Donald Trump to sign funding bill and declare national emergency over Mexico border wall

Donald Trump will sign a security funding bill to avert another government shutdown but will also declare a national emergency over the border wall, says the White House.

By declaring an "executive action", the Republican president is attempting to bypass Congress to get $5.7bn (£4.5bn) that Democrats in the House of Representatives have denied him for his wall along the southern border with Mexico.

So far, in stopping him from getting that money, politicians have blocked Mr Trump from implementing one of his key 2016 campaign pledges.

Senior Democrats warned the president that declaring a national emergency over the border wall would be a "lawless act" and a "gross abuse" of power.

The border bill, providing more than $300bn (£235bn) for homeland security, does not contain the money Mr Trump demanded for the wall but does contain cash for other border security measures.

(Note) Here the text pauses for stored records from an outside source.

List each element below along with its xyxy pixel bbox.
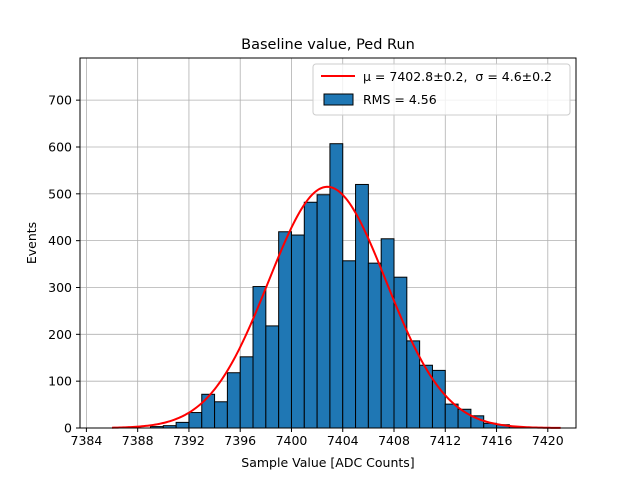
histogram-bar <box>329 143 344 429</box>
x-tick-label: 7392 <box>173 433 205 448</box>
histogram-bar <box>252 286 267 429</box>
x-axis-label: Sample Value [ADC Counts] <box>241 455 414 470</box>
histogram-bars <box>149 143 523 429</box>
histogram-bar <box>265 325 280 429</box>
y-tick-label: 500 <box>48 186 72 201</box>
histogram-bar <box>188 412 203 429</box>
plot-frame <box>79 57 577 429</box>
x-tick-label: 7388 <box>122 433 154 448</box>
x-tick-label: 7384 <box>71 433 103 448</box>
x-tick-label: 7400 <box>276 433 308 448</box>
y-tick-label: 200 <box>48 327 72 342</box>
y-tick-label: 700 <box>48 93 72 108</box>
y-tick-label: 300 <box>48 280 72 295</box>
histogram-bar <box>239 356 254 429</box>
y-tick-label: 600 <box>48 139 72 154</box>
x-tick-label: 7416 <box>481 433 513 448</box>
x-tick-label: 7420 <box>532 433 564 448</box>
y-axis-ticks: 0 100 200 300 400 500 600 700 <box>48 93 80 436</box>
histogram-bar <box>367 262 382 429</box>
x-tick-label: 7408 <box>378 433 410 448</box>
histogram-bar <box>201 393 216 429</box>
histogram-bar <box>380 238 395 429</box>
histogram-bar <box>175 421 190 429</box>
y-tick-label: 400 <box>48 233 72 248</box>
x-tick-label: 7396 <box>224 433 256 448</box>
histogram-bar <box>431 369 446 429</box>
legend: μ = 7402.8±0.2, σ = 4.6±0.2 RMS = 4.56 <box>312 63 571 116</box>
histogram-bar <box>316 194 331 429</box>
chart-title: Baseline value, Ped Run <box>241 37 415 53</box>
histogram-bar <box>355 183 369 429</box>
y-axis-label: Events <box>24 222 39 264</box>
histogram-bar <box>278 231 292 429</box>
x-tick-label: 7412 <box>429 433 461 448</box>
histogram-bar <box>393 276 408 429</box>
y-tick-label: 0 <box>64 421 72 436</box>
legend-histogram-swatch <box>323 93 354 106</box>
histogram-bar <box>214 401 228 429</box>
legend-box <box>312 63 571 116</box>
histogram-bar <box>226 372 241 429</box>
gaussian-fit-curve <box>112 185 561 429</box>
legend-fit-label: μ = 7402.8±0.2, σ = 4.6±0.2 <box>363 69 552 84</box>
x-tick-label: 7404 <box>327 433 359 448</box>
legend-histogram-label: RMS = 4.56 <box>363 92 437 107</box>
histogram-bar <box>444 403 459 429</box>
histogram-bar <box>290 234 305 429</box>
legend-fit-sigma: σ = 4.6±0.2 <box>475 69 552 84</box>
histogram-bar <box>342 260 357 429</box>
x-axis-ticks: 7384 7388 7392 7396 7400 7404 7408 7412 7416 7420 <box>71 428 564 448</box>
y-tick-label: 100 <box>48 374 72 389</box>
legend-fit-mu: μ = 7402.8±0.2, <box>363 69 467 84</box>
histogram-bar <box>303 201 318 429</box>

The bill would provide $1.37bn (£1.7bn) to help build 55 miles of new physical barriers on the border - the same amount of cash as last year.

Congress passed the bill on Thursday and it now has to be signed by the president to become law.

But Democrat opponents appear set to launch a court challenge to Mr Trump's move on constitutional grounds.

In a joint statement, Senate Democratic leader Chuck Schumer and Speaker of the House Nancy Pelosi criticised Mr Trump's announcement, insisting the situation on the border was not an emergency.

"Declaring a national emergency would be a lawless act, a gross abuse of the power of the presidency and a desperate attempt to distract from the fact that President Trump broke his core promise to have Mexico pay for his wall," they said.

"It is yet another demonstration of President Trump's naked contempt for the rule of law.

"This is not an emergency, and the president's fear-mongering doesn't make it one."

Asked by reporters whether she would file a legal challenge to the emergency declaration, Democrat Ms Pelosi said: "I may, that's an option."

She said the president, who claims he wants the wall to keep out Mexican criminals, would set a precedent with his emergency declaration that should be met with great unease and dismay by Republicans.

The White House has identified $2.7bn (£2.2bn) in funds previously provided by Congress that could be redirected to barrier funding as part of an emergency, according to a Reuters source.

And White House lawyers had looked at the figures and believed they would withstand a legal challenge, said the source.

The bipartisan legislation would provide more than $300bn to fund Homeland Security and a range of other federal agencies until 30 September, the end of the current fiscal year.

Funding is due to expire on Friday and if more money is not confirmed it would trigger another partial federal shutdown on Saturday morning.